In any case, inspired by the sweet potato ricotta mixture that made up one of the lasagna layers, I created a meatless dish with similar flavors. I’ve always been intrigued by those jumbo pasta shells and often see recipes in my Pinterest feed, but somehow have never actually made them. I determined now was a good a time as any and set out to make sweet potato lasagna shells.
Sweet potato, ricotta, and spinach make a glorious filling, surrounded by a typical but delightful spaghetti sauce. You can never have too much cheese so some shredded Parmesan graces the top of the dish. The finished product is creamy and a fun mix of sweet with just a little spice from the sauce, which makes it a great way to jazz up an otherwise traditional pairing.
I used a convenient jarred sauce as I was crunched for time, but this would be extra delightful with your favorite homemade version. Extra diced and sautéed veggies, a little crushed red pepper, a splash of red wine, and you’re good to go. I decided I didn’t want my shells to be drenched in sauce, but if you like alllll the sauce then definitely use the larger end of the range listed in the recipe.
My friends know I could eat sweet potatoes all day every day, but I have to stress this is probably one of my new favorite dishes. I split my recipe into two 8×8″ pans and placed one in the freezer to bake later, and I’m already excited to have it again. It reheats great for leftovers and goes excellent with a side salad or roasted veggies.
This is a slightly time-consuming meal since you have to cook the shells and stuff them before baking the whole shebang, but it can be made more weeknight friendly by making the filling and the sauce ahead of time, or even assembling the dish completely and refrigerating until you’re ready to bake it. This may increase the baking time a bit so make sure you check the shells are heated through.
And just in case the crew you’re feeding can’t possibly give up meat, this dish would be excellent with some diced bacon or your favorite ground meat in the sauce.
Sweet Potato Lasagna Shells
Inspired by Run Fast, Eat Slow
Serves 8-10
Ingredients
1 box jumbo pasta shells (40+ shells)
1 medium onion, diced
1 large bell pepper, diced
3 cloves garlic, minced
2 Tbsp olive oil
32-48 oz spaghetti sauce (use the larger amount if you like lots of sauce)
2-4 Tbsp red wine (optional)
1/4 tsp crushed red pepper flakes (optional)
1 cup shredded Parmesan or mozzarella cheese
freshly ground pepper, to taste
2 cups cooked sweet potato puree
16 oz whole-fat ricotta cheese
1 cup (packed) finely chopped spinach
2 eggs, beaten2
Directions
- Cook pasta according to package directions, 1 minute less than al dente.

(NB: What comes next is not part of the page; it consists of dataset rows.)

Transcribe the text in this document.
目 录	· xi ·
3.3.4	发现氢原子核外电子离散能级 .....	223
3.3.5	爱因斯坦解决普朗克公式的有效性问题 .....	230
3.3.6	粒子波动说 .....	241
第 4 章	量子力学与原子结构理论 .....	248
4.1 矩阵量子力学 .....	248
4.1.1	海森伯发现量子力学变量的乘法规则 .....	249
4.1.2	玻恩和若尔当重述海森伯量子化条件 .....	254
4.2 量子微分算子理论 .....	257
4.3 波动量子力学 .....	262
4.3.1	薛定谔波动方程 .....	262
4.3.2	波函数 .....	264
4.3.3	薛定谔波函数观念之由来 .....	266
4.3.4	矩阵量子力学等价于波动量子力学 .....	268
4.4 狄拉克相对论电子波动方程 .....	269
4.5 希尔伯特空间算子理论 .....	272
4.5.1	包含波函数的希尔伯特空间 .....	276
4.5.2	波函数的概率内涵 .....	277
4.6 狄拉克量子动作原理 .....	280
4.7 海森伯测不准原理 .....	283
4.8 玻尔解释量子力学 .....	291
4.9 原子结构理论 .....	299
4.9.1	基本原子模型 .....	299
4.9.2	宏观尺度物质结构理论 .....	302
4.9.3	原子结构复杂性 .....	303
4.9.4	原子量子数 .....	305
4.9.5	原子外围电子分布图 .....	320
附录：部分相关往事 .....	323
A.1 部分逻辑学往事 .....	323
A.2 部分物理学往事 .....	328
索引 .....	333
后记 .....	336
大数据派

Drain, rinse in cool water, and set aside.
- Meanwhile, heat olive oil in a large pan over medium-high heat.
- Add onion, bell pepper, and garlic and sauté until onions are softened and translucent.
- Add spaghetti sauce, red wine, and pepper flakes reduce heat to low, and simmer for at least 10 minutes.
- Meanwhile, mix together sweet potato, ricotta, spinach, and eggs until completely combined.
- Transfer ricotta mixture to a large Ziploc bag and snip a 1/2″ slice off the tip.
- Stuff shells with the filling, about two tablespoons per shell.
- Spread about 1 cup of sauce on the bottom of a 9×13″ baking dish.
- Arrange the shells in a single layer in the dish. You should be able to squish about 40 shells into the pan. (I had a couple ripped shells, and a couple extra filled ones, which made a great mid-cooking snack.)
- Spread remaining sauce on top of the shells and sprinkle evenly with shredded cheese. Add freshly ground pepper, to taste.
- Cover pan with foil and bake until sauce is bubbly, about 30 minutes. Remove foil and bake an additional 10 minutes, or until cheese is melted and lightly browned.
- Serve hot with your favorite roasted vegetable (goes great with Brussels sprouts!)
Notes
1 If you’re feeling omnivorous, some bacon, pancetta, or Italian sausage would be great additions to the sauce.
2 If you’re vegetarian such that you don’t eat eggs, you can just leave these out. The texture will be a little different (a bit runnier) but the flavor will still be great.